Update: Rare 17th century heraldic playing cards from Edinburgh
Original post from 29 June 2011
We were contacted by members of the Scottish media shortly following an early post on this blog on a set of heraldic playing cards printed in Edinburgh in 1691. This post, and its subsequent Twitter and Facebook links, generated over 100 hits in its first few days and has continued to be one of the most popular items on this blog. Sue Gyford, a reporter at the Edinburgh Evening News, caught wind of the story and contacted our press office in hopes of publishing an article on the find. Her page 3 article was printed in the 30 June 2011 edition of the Evening News, and was also posted online. This find was also published on the University’s news page on 01 July 2011, and then recycled in many local newspapers including The St Andrews Citizen, Deadline News, Think Scotland, The Herald and Metro.
This series of media coverage brought in some interesting queries, the most fruitful was from two members of the Fairmilehead Association, Louise Maguire and Carolyn Lincoln, who got in touch with us through Ms Gyford. They claimed to have seen two other copies of these cards in the National Library of Scotland (NLS), one of which had the name “James Hamilton” on a card our set did not have. The only mention I could find of any possible match to St Andrews’ set of cards was in the Scottish Book Trade Index for James Hamilton which reads:
HAMILTON, James of Little Earnock paper maker Restalrig and Edinburgh
Restalrig [Clockmill] Mill 1690-93
[shop] on the South side of the head of the Canongate a little above St John’s Cross Edinburgh 1691
Bought from Peter Bruce his patent for playing cards and his papermill at Restalrig in 1690. The papermill was on the ‘River of Tumble’ and is perhaps the clockmill of Clockmill Lane. A clock mill is a watermill with a horizontal wheel used when a stream was too shallow to take a vertical wheel.
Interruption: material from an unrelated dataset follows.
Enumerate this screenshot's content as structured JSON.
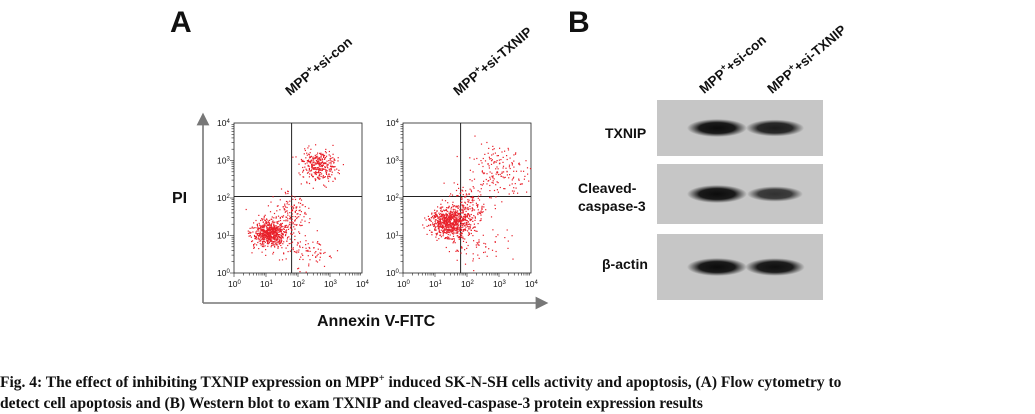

Two sets of his ‘Cards armorial containing the Arms of the four Kingdoms’ are in the National Library of Scotland.
After finding this, I got in touch with our contacts at the NLS, Robert Betteridge and Anette Hagan, to confirm that these sets were indeed the same as ours. They came back with a positive confirmation; however, they had been part of the Rosebery Collection and had not been catalogued on-line. Following this line of queries, they provided a catalogue record as well, which can be found here. One of their sets did, indeed, include a wrapper/title card which provides us with our lost title and printer information as well as a card for the Lord Lyon King of Arms (Sir Alexander Erskine, 2nd Baronet of Cambo), a card which the St Andrews set lacks. Since this find, we have updated our catalogue record to reflect the true identity of this set.
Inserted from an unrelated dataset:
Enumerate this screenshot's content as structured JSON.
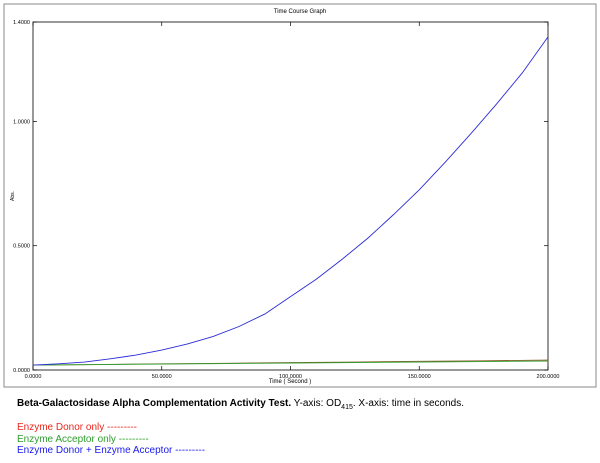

This is generally where this exciting story would end; however, the Edinburgh Evening News did a follow-up article on this find in their 23 July 2011 edition. This article prompted a query from a reader of the Evening News who thought she had a matching set in her private collection. After sending along an image of the set (pictured right), we were able to confirm that this was indeed another set, and the first set that we’ve seen mounted as cards. The red suits in this set also appears to be press-coloured.